The Washington PostDemocracy Dies in Darkness

Paris is so smoggy that the city will pay for your bus fare

December 8, 2016 at 12:17 p.m. EST
People cross the Champs-Élysées as Paris suffers a pollution spike. (Michel Euler/AP)

PARIS — As the fabled City of Light faces its highest pollution levels in more than a decade, authorities have banned half of its drivers from city streets and made public transportation free to accommodate the overflow.

Experts say the unusually smoggy skies are a function of emissions from power plants, traffic and heating — particularly wood fires — kept closer to ground level by low winds and high pressure.

On Thursday, only cars with even-number license plates were allowed to drive, in an effort to limit traffic emissions. On Wednesday, only those with odd-number license plates were allowed. Public transportation has been free since Tuesday. It is the fourth time in 20 years that Paris has had to impose this sort of traffic ban in response to dangerous pollution levels. The free public transport is costing the city an estimated $4.3 million a day, according to the Local news outlet.
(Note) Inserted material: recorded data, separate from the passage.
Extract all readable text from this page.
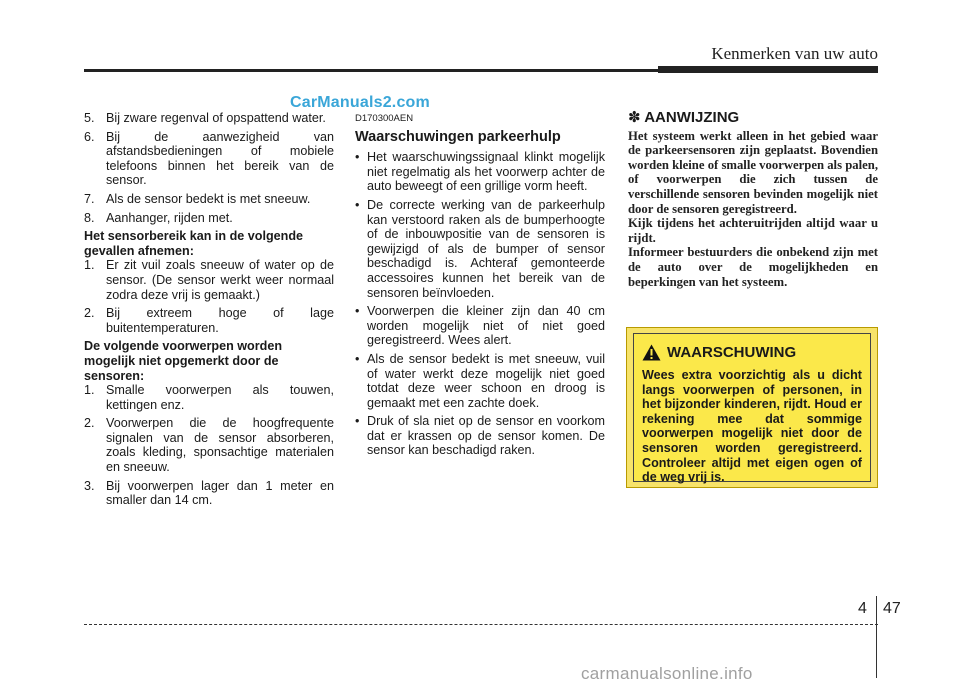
Kenmerken van uw auto
CarManuals2.com
5. Bij zware regenval of opspattend water.
6. Bij de aanwezigheid van afstandsbedieningen of mobiele telefoons binnen het bereik van de sensor.
7. Als de sensor bedekt is met sneeuw.
8. Aanhanger, rijden met.

Het sensorbereik kan in de volgende gevallen afnemen:

1. Er zit vuil zoals sneeuw of water op de sensor. (De sensor werkt weer normaal zodra deze vrij is gemaakt.)
2. Bij extreem hoge of lage buitentemperaturen.

De volgende voorwerpen worden mogelijk niet opgemerkt door de sensoren:

1. Smalle voorwerpen als touwen, kettingen enz.
2. Voorwerpen die de hoogfrequente signalen van de sensor absorberen, zoals kleding, sponsachtige materialen en sneeuw.
3. Bij voorwerpen lager dan 1 meter en smaller dan 14 cm.
D170300AEN
Waarschuwingen parkeerhulp
• Het waarschuwingssignaal klinkt mogelijk niet regelmatig als het voorwerp achter de auto beweegt of een grillige vorm heeft.
• De correcte werking van de parkeerhulp kan verstoord raken als de bumperhoogte of de inbouwpositie van de sensoren is gewijzigd of als de bumper of sensor beschadigd is. Achteraf gemonteerde accessoires kunnen het bereik van de sensoren beïnvloeden.
• Voorwerpen die kleiner zijn dan 40 cm worden mogelijk niet of niet goed geregistreerd. Wees alert.
• Als de sensor bedekt is met sneeuw, vuil of water werkt deze mogelijk niet goed totdat deze weer schoon en droog is gemaakt met een zachte doek.
• Druk of sla niet op de sensor en voorkom dat er krassen op de sensor komen. De sensor kan beschadigd raken.
✽ AANWIJZING

Het systeem werkt alleen in het gebied waar de parkeersensoren zijn geplaatst. Bovendien worden kleine of smalle voorwerpen als palen, of voorwerpen die zich tussen de verschillende sensoren bevinden mogelijk niet door de sensoren geregistreerd.

Kijk tijdens het achteruitrijden altijd waar u rijdt.

Informeer bestuurders die onbekend zijn met de auto over de mogelijkheden en beperkingen van het systeem.

WAARSCHUWING
Wees extra voorzichtig als u dicht langs voorwerpen of personen, in het bijzonder kinderen, rijdt. Houd er rekening mee dat sommige voorwerpen mogelijk niet door de sensoren worden geregistreerd. Controleer altijd met eigen ogen of de weg vrij is.
4 47
carmanualsonline.info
Anne Hidalgo, Paris’s Socialist mayor, has wasted no time in using the situation to underscore her long campaign against car emissions as a threat to public health. On Tuesday, she tweeted a picture of the Eiffel Tower, barely distinguishable beneath a widespread haze.

“Paris today. The proof that we need to reduce the presence of cars in the city,” she wrote.

Last week, Hidalgo reaffirmed her pledge to ban diesel vehicles from the French capital by 2025, in conjunction with other capital cities such as Athens, Madrid and Mexico City.

“Every year, 2,500 people die in Paris because of air pollution,” she said. “We cannot remain inactive in this situation.”

This is not the first time Paris has imposed such measures in response to high pollution levels, with similar traffic bans in 2015, 2014 and 1997.

Many drivers, though, have paid no attention to the traffic bans, and police issued approximately 1,700 fines on Tuesday, the Local reported.